The results showed that patients with advanced gastric cancer had higher expression of PD-L1 and IL-10, known as immunosuppressive factors, in their blood and tumor tissue than patients with early gastric cancer.

They also analyzed the gut flora of gastric cancer patients and found that some butyrate-producing gut bacteria were reduced. The reduced strains included faecalibacterium, collinsella, which activates the immune response, and bifidobacterium, which aids digestion.

To determine how butyrate, a metabolite secreted by the gut flora, affects gastric cancer cells, the team used a gastric cancer avatar model (mice transplanted with immune cells from gastric cancer patients).

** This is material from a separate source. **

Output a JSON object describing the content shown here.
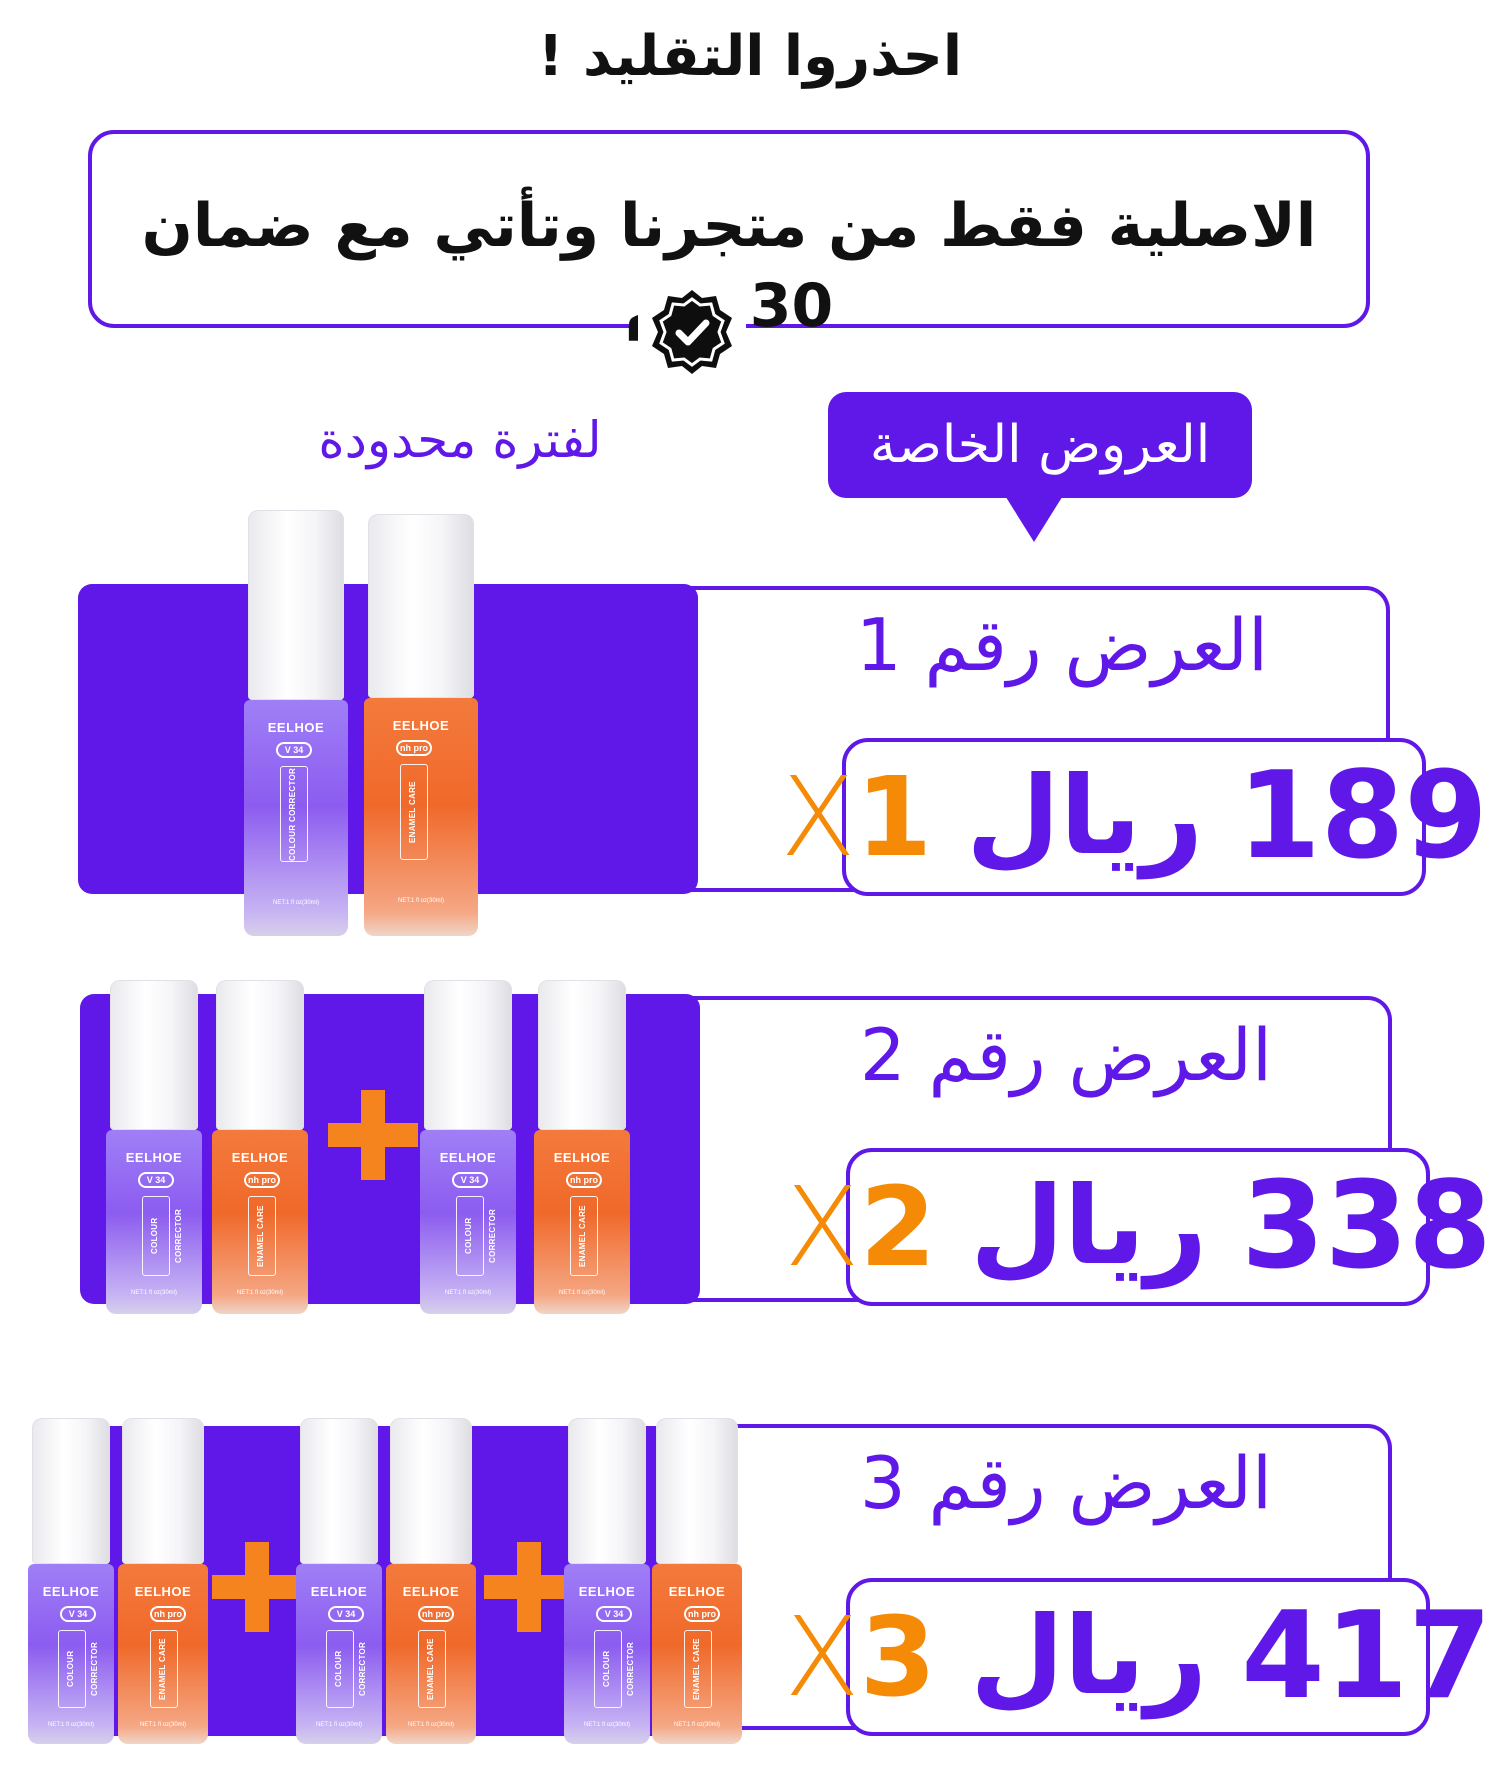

The results showed that butyrate inhibited the expression of PD-L1 and IL-10 in gastric cancer cells in an in vivo model, demonstrating its antitumor effects by inhibiting cancer promotion. While the antitumor effects of butyrate have been studied, it was the first time that specific effects have been confirmed in a gastric cancer model.

Gastric cancer has a high cure rate when detected early. Still, patients with advanced or recurrent gastric cancer have a poor prognosis, and a new treatment, immuno-oncology, is being tried. Unlike cytotoxic or targeted therapies that act directly on the tumor, immuno-oncology is less toxic because it induces an immune response from the patient's immune system to produce an antitumor effect.

The most well-known immuno-oncology drugs are immune checkpoint inhibitors, which inhibit the immune checkpoint protein (PD-L1 protein) activity to induce the body's T cells to attack tumor cells. However, gastric cancer has not shown promising results compared to other tumors because it is difficult to expect an immunological response in the tumor's microenvironment.

“It is very important to understand the immune status of patients during the development of cancer and at the time of recurrence, and research has led to the development of immunotherapy drugs in the clinic,” Professor Song said. “This is a very important study that confirms the possibility that the gut flora may play an important role in overcoming the immunosuppressed state, as factors to select patients for whom immunotherapy can be expected to be effective and to enhance treatment response are still lacking.”

Professor Cho said, “This study confirms that the composition of the gut flora and associated metabolome of gastric cancer patients may be an important target for immune checkpoint inhibitor therapy in gastric cancer.”

She continued, “The development and study of a patient-mimicking avatar model that reflects the immune cellular status of patients is significant, and the confirmation of immunosuppressive functions in a humanized gastric cancer mouse model, as well as in a mouse model of pre-neuronal degeneration and liver transplantation, may have future applications in the treatment of various cancer diseases.”